Manuel Rodríguez Rivero

En marzo de 1945, cuando Alemania es ya una gigantesca montaña de cascotes e incluso los más fanáticos nazis ven inminente la derrota total del Reich, Hitler se confía a su arquitecto y amigo Albert Speer: "Si se pierde la guerra, también se perderá el pueblo; no es necesario preocuparse por las bases que necesite el pueblo alemán para su elemental subsistencia. Al contrario, es mejor destruir esas cosas".

La voluntad de (auto)destrucción forma parte esencial de ese terrible final operístico -un nuevo Götterdämmerung, esta vez sin redención posible- con que el dictador quiere coronar su fracaso: si yo (Alemania) no me salvo, el pueblo, que ha sido incapaz de estar a la altura de su misión (es decir, de mi sueño), tampoco. Obsesionado por el fantasma del Armisticio de 1918, que estaba en el origen del mito revanchista de la "puñalada en la espalda", y convencido de que la pedagogía del sacrificio heroico -tan presente en la cultura alemana del XIX- serviría para galvanizar a las generaciones futuras, Hitler es, también, el máximo responsable de la orgía de violencia provocada por la prolongación de la resistencia al enemigo ("hasta el último hombre y la última bala") más allá de cualquier expectativa razonable. Los libros de Anthony Beevor (Berlín: la caída, 1945, Crítica) y Joachim Fest (El hundimiento, Galaxia Gutenberg), daban cuenta -como antes había hecho el pionero Los últimos días de Hitler (Alba), de Trevor Roper- de la atmósfera de devastación y ciega locura en que transcurre el último acto: esos apocalípticos meses que separan el comienzo de la ofensiva final del Ejército Rojo del suicidio de Hitler y la rendición de la Wehrmacht.

Richard Bessel analiza el modo en que los supervivientes lograron regresar del infierno y reconstruir una existencia hecha añicos

A ellos viene a añadirse ahora Alemania 1945, de la guerra a la paz (Ediciones B), de Richard Bessel, en el que, tras examinar prolijamente las circunstancias del Apocalipsis alemán -guerra de aniquilamiento, colapso económico, desintegración social, pérdida generalizada de referencias morales-, se analizan los mecanismos implementados por los supervivientes para regresar del infierno provocado por la bancarrota del nazismo y reconstruir los fragmentos de una existencia hecha añicos.

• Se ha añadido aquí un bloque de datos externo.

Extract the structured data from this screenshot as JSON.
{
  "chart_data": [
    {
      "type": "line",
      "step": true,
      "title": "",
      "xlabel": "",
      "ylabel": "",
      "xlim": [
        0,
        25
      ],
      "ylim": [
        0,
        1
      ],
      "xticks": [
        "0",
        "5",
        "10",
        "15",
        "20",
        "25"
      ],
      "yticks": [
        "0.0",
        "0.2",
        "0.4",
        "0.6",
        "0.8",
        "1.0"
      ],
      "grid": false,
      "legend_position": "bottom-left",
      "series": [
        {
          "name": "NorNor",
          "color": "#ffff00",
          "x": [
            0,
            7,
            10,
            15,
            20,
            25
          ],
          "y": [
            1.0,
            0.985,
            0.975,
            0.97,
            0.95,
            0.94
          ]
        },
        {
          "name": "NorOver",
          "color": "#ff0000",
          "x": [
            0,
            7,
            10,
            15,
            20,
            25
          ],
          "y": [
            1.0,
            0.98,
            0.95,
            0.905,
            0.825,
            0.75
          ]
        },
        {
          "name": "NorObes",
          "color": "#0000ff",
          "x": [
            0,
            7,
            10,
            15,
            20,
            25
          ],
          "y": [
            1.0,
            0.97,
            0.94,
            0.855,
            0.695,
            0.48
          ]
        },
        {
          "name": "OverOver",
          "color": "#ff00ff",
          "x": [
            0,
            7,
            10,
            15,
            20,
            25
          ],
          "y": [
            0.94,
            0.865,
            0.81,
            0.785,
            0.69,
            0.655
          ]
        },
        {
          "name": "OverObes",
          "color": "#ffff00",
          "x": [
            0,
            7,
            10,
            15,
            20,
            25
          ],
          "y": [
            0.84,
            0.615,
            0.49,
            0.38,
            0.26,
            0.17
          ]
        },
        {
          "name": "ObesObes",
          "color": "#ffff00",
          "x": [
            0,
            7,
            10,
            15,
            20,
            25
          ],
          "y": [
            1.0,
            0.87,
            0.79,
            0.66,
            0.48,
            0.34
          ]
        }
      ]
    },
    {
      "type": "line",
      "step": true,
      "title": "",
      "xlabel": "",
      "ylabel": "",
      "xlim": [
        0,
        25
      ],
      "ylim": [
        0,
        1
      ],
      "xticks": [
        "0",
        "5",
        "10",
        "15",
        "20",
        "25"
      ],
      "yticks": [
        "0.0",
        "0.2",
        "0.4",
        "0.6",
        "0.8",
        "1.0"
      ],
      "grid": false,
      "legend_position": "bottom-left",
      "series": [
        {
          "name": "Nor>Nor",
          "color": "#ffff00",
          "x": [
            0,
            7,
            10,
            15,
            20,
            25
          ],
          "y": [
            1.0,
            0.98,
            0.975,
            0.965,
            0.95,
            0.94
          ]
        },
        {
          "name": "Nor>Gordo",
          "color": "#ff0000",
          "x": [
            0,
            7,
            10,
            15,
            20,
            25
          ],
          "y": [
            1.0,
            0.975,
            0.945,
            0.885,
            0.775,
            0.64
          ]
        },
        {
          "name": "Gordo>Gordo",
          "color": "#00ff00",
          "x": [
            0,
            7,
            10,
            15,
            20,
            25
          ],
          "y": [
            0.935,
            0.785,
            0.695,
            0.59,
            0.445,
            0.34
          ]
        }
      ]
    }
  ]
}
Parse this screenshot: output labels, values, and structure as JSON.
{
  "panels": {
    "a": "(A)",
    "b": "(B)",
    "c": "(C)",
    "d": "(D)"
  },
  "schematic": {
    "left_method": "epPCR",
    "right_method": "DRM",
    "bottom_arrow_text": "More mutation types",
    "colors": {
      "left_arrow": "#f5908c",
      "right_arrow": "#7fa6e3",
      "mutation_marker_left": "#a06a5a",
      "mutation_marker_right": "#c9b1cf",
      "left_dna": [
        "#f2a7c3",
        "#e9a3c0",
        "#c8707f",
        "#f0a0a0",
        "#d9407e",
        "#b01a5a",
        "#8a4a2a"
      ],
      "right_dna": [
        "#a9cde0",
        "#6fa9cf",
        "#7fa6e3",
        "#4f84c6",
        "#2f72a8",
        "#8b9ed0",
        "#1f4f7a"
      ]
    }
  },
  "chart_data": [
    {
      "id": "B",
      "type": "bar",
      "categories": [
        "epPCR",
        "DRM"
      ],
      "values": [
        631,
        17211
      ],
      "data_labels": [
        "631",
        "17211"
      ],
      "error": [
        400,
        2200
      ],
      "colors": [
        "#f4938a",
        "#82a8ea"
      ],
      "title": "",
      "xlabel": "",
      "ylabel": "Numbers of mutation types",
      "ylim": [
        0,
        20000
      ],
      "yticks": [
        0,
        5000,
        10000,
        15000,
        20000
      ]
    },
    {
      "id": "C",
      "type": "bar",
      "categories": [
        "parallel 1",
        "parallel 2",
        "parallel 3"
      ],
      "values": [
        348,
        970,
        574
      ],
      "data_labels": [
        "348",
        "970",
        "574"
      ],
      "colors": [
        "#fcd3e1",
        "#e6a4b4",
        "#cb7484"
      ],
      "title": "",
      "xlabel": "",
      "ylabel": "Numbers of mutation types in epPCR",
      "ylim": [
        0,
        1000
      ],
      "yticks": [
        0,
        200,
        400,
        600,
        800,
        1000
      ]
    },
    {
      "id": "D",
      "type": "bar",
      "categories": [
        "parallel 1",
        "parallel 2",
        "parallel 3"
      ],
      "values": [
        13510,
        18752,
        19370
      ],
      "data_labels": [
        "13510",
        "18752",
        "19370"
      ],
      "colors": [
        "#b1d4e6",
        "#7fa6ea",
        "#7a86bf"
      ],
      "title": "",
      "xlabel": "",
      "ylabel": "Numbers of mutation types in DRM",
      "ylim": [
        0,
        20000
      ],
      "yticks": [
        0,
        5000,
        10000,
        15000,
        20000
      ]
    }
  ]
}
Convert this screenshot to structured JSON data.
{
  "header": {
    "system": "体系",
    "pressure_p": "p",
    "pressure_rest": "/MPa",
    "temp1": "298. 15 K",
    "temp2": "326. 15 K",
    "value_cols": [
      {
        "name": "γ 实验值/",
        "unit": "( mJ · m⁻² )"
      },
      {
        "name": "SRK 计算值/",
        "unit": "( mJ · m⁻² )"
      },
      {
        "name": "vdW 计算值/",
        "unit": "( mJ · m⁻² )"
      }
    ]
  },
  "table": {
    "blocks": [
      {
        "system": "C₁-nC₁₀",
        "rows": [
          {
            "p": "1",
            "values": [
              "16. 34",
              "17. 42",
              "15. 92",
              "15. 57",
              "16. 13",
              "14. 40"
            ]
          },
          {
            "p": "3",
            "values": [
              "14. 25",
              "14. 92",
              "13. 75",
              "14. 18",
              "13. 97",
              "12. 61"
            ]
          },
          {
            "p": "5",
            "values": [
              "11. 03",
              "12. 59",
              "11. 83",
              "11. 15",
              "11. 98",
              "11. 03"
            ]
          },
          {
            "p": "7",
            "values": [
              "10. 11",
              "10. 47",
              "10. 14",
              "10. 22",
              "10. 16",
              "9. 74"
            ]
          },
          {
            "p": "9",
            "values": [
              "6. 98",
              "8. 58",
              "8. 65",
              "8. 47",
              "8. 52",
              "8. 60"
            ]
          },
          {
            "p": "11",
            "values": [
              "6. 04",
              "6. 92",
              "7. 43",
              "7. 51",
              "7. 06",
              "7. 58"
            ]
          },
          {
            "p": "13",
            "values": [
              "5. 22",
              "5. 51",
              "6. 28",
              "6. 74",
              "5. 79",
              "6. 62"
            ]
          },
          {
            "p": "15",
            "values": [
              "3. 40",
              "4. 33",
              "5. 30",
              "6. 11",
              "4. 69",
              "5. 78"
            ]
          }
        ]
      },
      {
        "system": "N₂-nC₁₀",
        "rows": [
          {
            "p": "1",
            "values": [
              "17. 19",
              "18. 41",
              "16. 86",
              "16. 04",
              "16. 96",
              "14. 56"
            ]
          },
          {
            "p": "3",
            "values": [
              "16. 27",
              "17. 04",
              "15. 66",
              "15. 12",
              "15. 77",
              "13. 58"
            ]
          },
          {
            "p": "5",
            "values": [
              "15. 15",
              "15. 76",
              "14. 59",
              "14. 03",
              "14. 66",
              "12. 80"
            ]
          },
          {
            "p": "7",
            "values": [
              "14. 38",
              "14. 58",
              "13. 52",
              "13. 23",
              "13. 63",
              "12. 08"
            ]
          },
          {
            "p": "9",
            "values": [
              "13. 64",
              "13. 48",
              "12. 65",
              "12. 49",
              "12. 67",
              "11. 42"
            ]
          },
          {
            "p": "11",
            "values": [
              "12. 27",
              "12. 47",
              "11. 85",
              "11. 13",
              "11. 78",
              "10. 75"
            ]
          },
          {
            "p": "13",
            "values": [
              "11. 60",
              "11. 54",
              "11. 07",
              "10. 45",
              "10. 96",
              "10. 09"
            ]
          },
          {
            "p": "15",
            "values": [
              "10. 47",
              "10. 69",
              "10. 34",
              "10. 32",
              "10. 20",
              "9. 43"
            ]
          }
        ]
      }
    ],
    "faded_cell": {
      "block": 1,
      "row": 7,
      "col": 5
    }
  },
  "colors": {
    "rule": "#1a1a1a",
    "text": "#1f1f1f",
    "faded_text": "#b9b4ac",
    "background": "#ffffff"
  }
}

Y todo ello en medio de aquel desolador paisaje de ruinas (físicas y morales) que tan bien supo reflejar Rossellini en su obra maestra Germania, anno zero (1947). En esa obstinada voluntad de reiniciar la vida desde la nada -con su correlato culposo de olvido de las propias responsabilidades en los crímenes del Tercer Reich- se encuentra quizás el origen de la prodigiosa recuperación nacional que, pocos años más tarde, sería bautizada con el marbete de "milagro alemán".

Mi lectura del libro de Bessel ha coincidido con la visión (durante el Festival de Cine Alemán de Madrid) de la película de Max Färberböck Una mujer en Berlín, basada en el relato del mismo título (Anagrama). Su anónima autora fue una de aquellas "heroínas de la supervivencia entre las ruinas de la civilización" a las que se refería Hans Magnus Enzensberger en el prólogo a la segunda edición alemana. Una más -pero no cualquiera: pudo dejar testimonio del drama- entre las cien mil berlinesas violadas por los soldados soviéticos, con la aquiescencia de sus mandos, durante la conquista de la ciudad (Beevor calcula que hubo cerca de dos millones de mujeres y niñas violadas en todo el país durante los últimos meses de la guerra y la inmediata posguerra). Las atrocidades cometidas por los alemanes (especialmente en suelo ruso) habían alimentado en enloquecida respuesta una sed de venganza de la que fueron conspicuas víctimas aquellas "mujeres de los escombros" (Trümmerfrauen) deseosas de olvidar y ansiosas de vivir que inmediatamente se iban a situar en primera línea de la reconstrucción. Fueron esas mujeres, las últimas víctimas de la guerra y las primeras de la paz, las que con su impulso y su fuerza señalaron el camino.